In April 2002, ARD changed its weather service provider from the German Weather Service, DWD, to Meteomedia AG. Since then he presented the weather alternating with Claudia Kleinert, Sven Plöger and Alexander Lehmann, which airs before Tagesschau at 8:00 pm. Kachelmann became famous for his unconventional presentation of the weather. A common fallacy is that he introduced words such "Blumenkohlwolken" ("Cauliflower clouds" for Cumulus) and "schlürfende Winde" (slurping wind). He denied this in an interview with the German newspaper Der Tagesspiegel. In January 2009 he became an Internet phenomenon after a cat joined him on set while he was presenting the weather.

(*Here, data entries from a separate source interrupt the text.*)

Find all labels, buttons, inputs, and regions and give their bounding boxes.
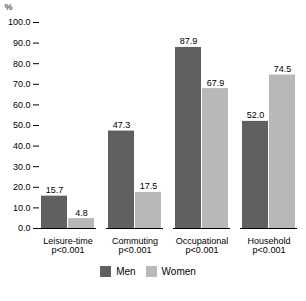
svg-text:80.0: 80.0 <box>13 59 31 69</box>
svg-text:17.5: 17.5 <box>140 181 158 191</box>
svg-text:15.7: 15.7 <box>46 185 64 195</box>
svg-text:20.0: 20.0 <box>13 182 31 192</box>
svg-text:10.0: 10.0 <box>13 203 31 213</box>
svg-text:50.0: 50.0 <box>13 120 31 130</box>
svg-text:%: % <box>5 2 13 12</box>
svg-text:47.3: 47.3 <box>113 120 131 130</box>
svg-text:Leisure-timep<0.001: Leisure-timep<0.001 <box>43 236 93 255</box>
svg-text:67.9: 67.9 <box>207 78 225 88</box>
svg-text:4.8: 4.8 <box>75 208 88 218</box>
svg-text:0.0: 0.0 <box>18 223 31 233</box>
svg-text:90.0: 90.0 <box>13 38 31 48</box>
svg-text:74.5: 74.5 <box>274 64 292 74</box>
svg-text:60.0: 60.0 <box>13 100 31 110</box>
svg-text:70.0: 70.0 <box>13 79 31 89</box>
svg-text:30.0: 30.0 <box>13 162 31 172</box>
svg-text:52.0: 52.0 <box>247 110 265 120</box>
svg-text:100.0: 100.0 <box>8 17 31 27</box>
html-text:Men: Men <box>116 266 136 277</box>
svg-text:40.0: 40.0 <box>13 141 31 151</box>
svg-text:Commutingp<0.001: Commutingp<0.001 <box>112 236 158 255</box>
svg-text:Householdp<0.001: Householdp<0.001 <box>247 236 290 255</box>
html-text:Women: Women <box>161 266 196 277</box>
svg-text:Occupationalp<0.001: Occupationalp<0.001 <box>176 236 229 255</box>
svg-text:87.9: 87.9 <box>180 36 198 46</box>
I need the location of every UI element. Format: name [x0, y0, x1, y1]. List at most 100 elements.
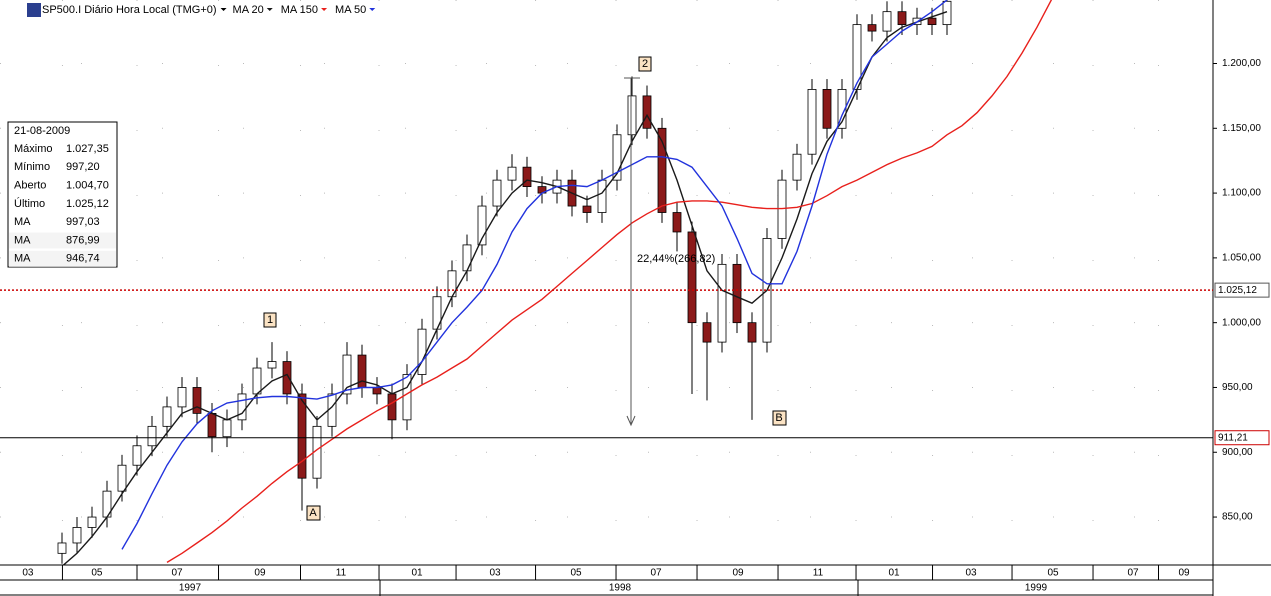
- instrument-icon: [27, 3, 41, 17]
- annotation-box: [638, 56, 652, 72]
- info-label: Máximo: [14, 143, 53, 155]
- measure-label: 22,44%(266,82): [637, 253, 715, 265]
- candle-body: [897, 11, 907, 26]
- candle-body: [852, 24, 862, 90]
- candle-body: [57, 542, 67, 554]
- info-panel-rows: 21-08-2009 Máximo 1.027,35 Mínimo 997,20 Aber…: [9, 125, 116, 267]
- x-tick-label: 03: [965, 568, 977, 579]
- info-value: 997,03: [66, 216, 100, 228]
- candle-body: [147, 425, 157, 447]
- candle-body: [792, 153, 802, 181]
- candle-body: [372, 387, 382, 395]
- candle-body: [582, 205, 592, 213]
- candle-body: [342, 354, 352, 395]
- candle-body: [132, 445, 142, 466]
- legend: MA 20 MA 150 MA 50: [220, 4, 376, 16]
- info-label: MA: [14, 253, 31, 265]
- candle-body: [927, 17, 937, 26]
- y-tick-label: 1.200,00: [1222, 58, 1261, 69]
- candle-body: [192, 387, 202, 414]
- annotation: A: [309, 507, 317, 519]
- candle-body: [237, 393, 247, 421]
- dropdown-arrow: [220, 8, 227, 11]
- x-tick-label: 09: [254, 568, 266, 579]
- candle-body: [282, 361, 292, 395]
- candle-body: [627, 95, 637, 136]
- x-tick-label: 11: [813, 568, 824, 579]
- x-tick-label: 09: [1178, 568, 1190, 579]
- annotation: 2: [642, 58, 648, 70]
- annotation-box: [306, 505, 321, 521]
- candle-body: [267, 361, 277, 369]
- candle-body: [297, 393, 307, 479]
- candle-body: [387, 393, 397, 421]
- candle-body: [687, 231, 697, 324]
- info-row-bg: [9, 250, 116, 267]
- legend-entry[interactable]: MA 50: [335, 4, 366, 16]
- info-label: Mínimo: [14, 161, 50, 173]
- legend-entry[interactable]: MA 20: [233, 4, 264, 16]
- x-tick-label: 05: [570, 568, 582, 579]
- info-date: 21-08-2009: [14, 125, 70, 137]
- price-label: 911,21: [1218, 432, 1248, 443]
- year-label: 1998: [609, 583, 632, 594]
- annotation: B: [775, 412, 782, 424]
- dropdown-arrow: [369, 8, 376, 11]
- info-value: 1.025,12: [66, 198, 109, 210]
- candle-body: [402, 374, 412, 421]
- y-tick-label: 900,00: [1222, 447, 1253, 458]
- legend-entry[interactable]: MA 150: [281, 4, 318, 16]
- ma-line: [121, 0, 948, 550]
- x-tick-label: 07: [650, 568, 662, 579]
- axes: 850,00 900,00 950,00 1.000,00 1.050,00 1.100,…: [22, 58, 1261, 594]
- candle-body: [732, 263, 742, 324]
- candle-body: [477, 205, 487, 246]
- candle-body: [807, 89, 817, 155]
- x-tick-label: 05: [91, 568, 103, 579]
- candle-body: [747, 322, 757, 343]
- year-label: 1997: [179, 583, 202, 594]
- x-tick-label: 07: [1127, 568, 1139, 579]
- annotation-box: [263, 312, 277, 328]
- info-value: 997,20: [66, 161, 100, 173]
- price-label-box: [1214, 282, 1270, 298]
- candle-body: [597, 179, 607, 213]
- y-tick-label: 1.100,00: [1222, 188, 1261, 199]
- candle-body: [222, 419, 232, 438]
- annotation: 1: [267, 314, 273, 326]
- candle-body: [462, 244, 472, 272]
- info-label: Aberto: [14, 180, 46, 192]
- x-tick-label: 11: [336, 568, 347, 579]
- candle-body: [507, 166, 517, 181]
- x-tick-label: 07: [171, 568, 183, 579]
- measure-arrowhead: [626, 415, 636, 427]
- candle-body: [672, 212, 682, 233]
- candle-body: [837, 89, 847, 129]
- info-label: Último: [14, 197, 45, 210]
- price-label: 1.025,12: [1218, 285, 1257, 296]
- candle-body: [717, 263, 727, 343]
- info-label: MA: [14, 216, 31, 228]
- ma-line: [166, 0, 1053, 563]
- candle-body: [177, 387, 187, 408]
- annotation-box: [772, 410, 787, 426]
- candle-body: [252, 367, 262, 395]
- y-tick-label: 950,00: [1222, 382, 1253, 393]
- info-value: 1.027,35: [66, 143, 109, 155]
- info-label: MA: [14, 234, 31, 246]
- x-tick-label: 09: [732, 568, 744, 579]
- plot-area: [57, 0, 1053, 565]
- info-row-bg: [9, 232, 116, 249]
- candle-body: [492, 179, 502, 207]
- info-value: 876,99: [66, 234, 100, 246]
- candle-body: [867, 24, 877, 32]
- y-tick-label: 1.050,00: [1222, 253, 1261, 264]
- candle-body: [612, 134, 622, 181]
- dropdown-arrow: [321, 8, 328, 11]
- instrument-title[interactable]: SP500.I Diário Hora Local (TMG+0): [42, 4, 217, 16]
- info-value: 1.004,70: [66, 180, 109, 192]
- year-label: 1999: [1025, 583, 1048, 594]
- x-tick-label: 05: [1047, 568, 1059, 579]
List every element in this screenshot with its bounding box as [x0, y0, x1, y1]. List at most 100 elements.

The headquarters of the Swiss Meteomedia AG is located in Gais AR near to St. Gallen while the headquarters of German Meteomedia GmbH is in Bochum. In 2004, Meteomedia founded the Weather Information on Demand (WIND) system in Austria. He has been criticised for his commercial exploitation of the media and describing himself as a "meteorologist" without holding a recognised qualification. Kachelmann has also been criticised for his sensationalism. He established a weather station at the Funtensee in Germany because of the extremely low temperatures in winter (up to -45 °C) caused by the location of the lake. It is situated in a valley which is shaded by high mountains, forming a sink for cold air. Local hotel owners in the winter sport resort Berchtesgaden near the Funtensee are afraid that tourists stay away because of the reported low temperatures.

== False rape accusation ==
Based on a false accusation of rape in 2010 by Claudia Simone Dinkel (listed as Claudia D. during the trial), the popular weatherman spent four months in investigative custody before he was released due to lies and inconsistencies in his accuser's statements. The highly publicized trial ended in 2011 in acquittal. Kachelmann's ensuing campaign to regain his positive public image included publishing a book with his wife Miriam on the trial and pursuing lawsuits against his accuser and the press. On 30 September 2015, he obtained a court ruling ordering the Axel Springer publishing group and one of its subsidiaries to pay Kachelmann €635,000 in compensation for the negative media coverage in its newspapers and online news services, especially German tabloid Bild, the highest such ruling in German judicial history.

In September 2016, Kachelmann was victorious in a civil case against Dinkel in which she was ordered to pay him compensation of €7,096.51. The Frankfurt Higher Regional Court found that Dinkel was guilty of indirect deprivation of liberty through a knowingly untrue criminal complaint, had acted with direct intent and deliberately misled the investigators by "testifying untruthfully". The court also found that the injuries to Dinkel that she had alleged were caused by Kachelmann were in fact self-inflicted.

Kachelmann had only sought a relatively small amount of compensation from his false accuser as he had simply wanted to rehabilitate his name and prove his innocence. Kachelmann and his defense lawyer Schwenn gave a review of the trial in 2021, ten years after the not guilty verdict. His losses were far greater than the amount of compensation awarded – he was no longer allowed to work at ARD, had lost advertising contracts and had to sell his production company. The consequences were severe, even 12 years after the trial.

His accuser is now subject of a criminal investigation for charges of indirect, aggravated unjust imprisonment.

== Later career ==
After selling his shares of the Meteomedia company in 2013, Kachelmann founded a new weather forecasting company, the Kachelmann GmbH in 2014, which runs the forecasting portal kachelmannwetter.com and completes the Kachelmann Group consisting also of the Swiss company Meteologix AG, the Australian subsidiary Meteologix Australia Inc. and the US weather forecasting company Weather OK Inc., which operates weather.us. The Kachelmann Group has developed its own forecasting weather model ('Swiss HD') that provides data and forecasts for the WeatherPhilippines Foundation Inc. (WeatherPhilippines).